Beyond the ‘how’ of AI development, behavioral science can also contribute meaningfully to the ‘what’. Currently a lot of concern around AI is related to ethics – will AI lead to loss of meaningful work for humans? What data privacy issues can rear their head when we deploy large-scale data capture systems to improve our algorithms? We need to move the dial from apathy to empathy in the process of conceptualizing software – and knowledge of behavioral science will undoubtedly help AI practitioners develop more responsible AI.
Artificial Emotional Intelligence
The third key application of behavioral science – and possibly the most game-changing of the lot is – how can we apply behavioral science to make our systems more ‘human’? Is it possible to add a dash of EQ to these high IQ systems?
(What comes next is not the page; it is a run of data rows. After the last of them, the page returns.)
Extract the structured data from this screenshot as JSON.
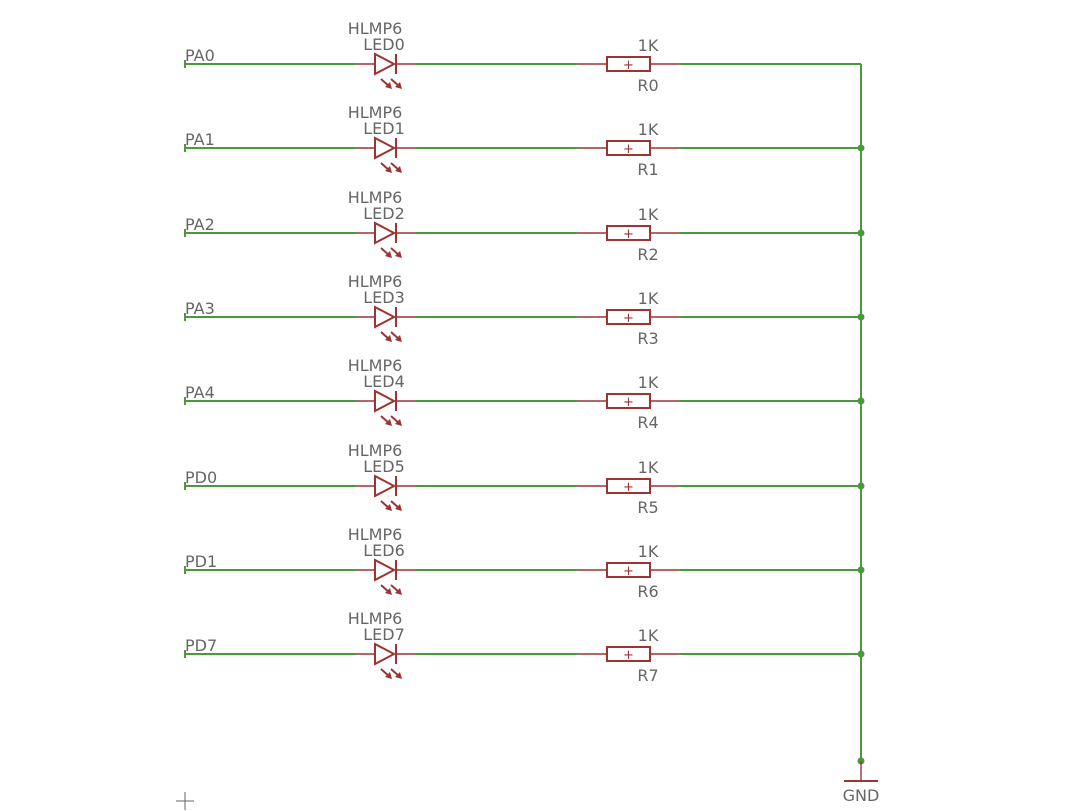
{
  "rows": [
    {
      "net": "PA0",
      "led_value": "HLMP6",
      "led_name": "LED0",
      "res_value": "1K",
      "res_name": "R0",
      "junction": false
    },
    {
      "net": "PA1",
      "led_value": "HLMP6",
      "led_name": "LED1",
      "res_value": "1K",
      "res_name": "R1",
      "junction": true
    },
    {
      "net": "PA2",
      "led_value": "HLMP6",
      "led_name": "LED2",
      "res_value": "1K",
      "res_name": "R2",
      "junction": true
    },
    {
      "net": "PA3",
      "led_value": "HLMP6",
      "led_name": "LED3",
      "res_value": "1K",
      "res_name": "R3",
      "junction": true
    },
    {
      "net": "PA4",
      "led_value": "HLMP6",
      "led_name": "LED4",
      "res_value": "1K",
      "res_name": "R4",
      "junction": true
    },
    {
      "net": "PD0",
      "led_value": "HLMP6",
      "led_name": "LED5",
      "res_value": "1K",
      "res_name": "R5",
      "junction": true
    },
    {
      "net": "PD1",
      "led_value": "HLMP6",
      "led_name": "LED6",
      "res_value": "1K",
      "res_name": "R6",
      "junction": true
    },
    {
      "net": "PD7",
      "led_value": "HLMP6",
      "led_name": "LED7",
      "res_value": "1K",
      "res_name": "R7",
      "junction": true
    }
  ],
  "ground": {
    "label": "GND"
  },
  "resistor_symbol": "+",
  "colors": {
    "wire": "#4a9a3c",
    "part": "#9c3434",
    "label": "#666666"
  }
}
I certainly think there is a huge scope for developing AI that has a strong human bent. Consider the applications we are building today with AI and robotics – companions for the elderly, coaching apps for autistic children, even something as comparatively mundane is chatbots for customer service. Behavioral science holds the key to achieving the holy grail of how we can better balance the human-machine equation, by infusing human qualities into artificial systems.
To enable this, it is important to know who we are building for and what are their intrinsic and non-conscious needs. Behavioral science holds the clues that can complement AI’s ability to eliminate biases, while serving the emotional needs of humans. For example, StressSense tracks when people are highly stressed and helps them avoid anxious situations. This kind of breakthrough research can help in multiple AI applications, teaching them how to behave with humans, while ensuring a strong impact.
As technology providers and businesses work together to build transformational artificial intelligence systems and data science teams, it is very important to consider the human element. These teams would do well to develop a better understanding of whom the AI is built for and how it is used – through techniques offered by behavioral science. Balancing the human-machine equation and powering a complementary relationship between AI systems and the people who use them necessitates an infusion of behavioral science into the process. Ultimately, for AI to succeed, we need both – the foresight of technology as well as the insight of humans.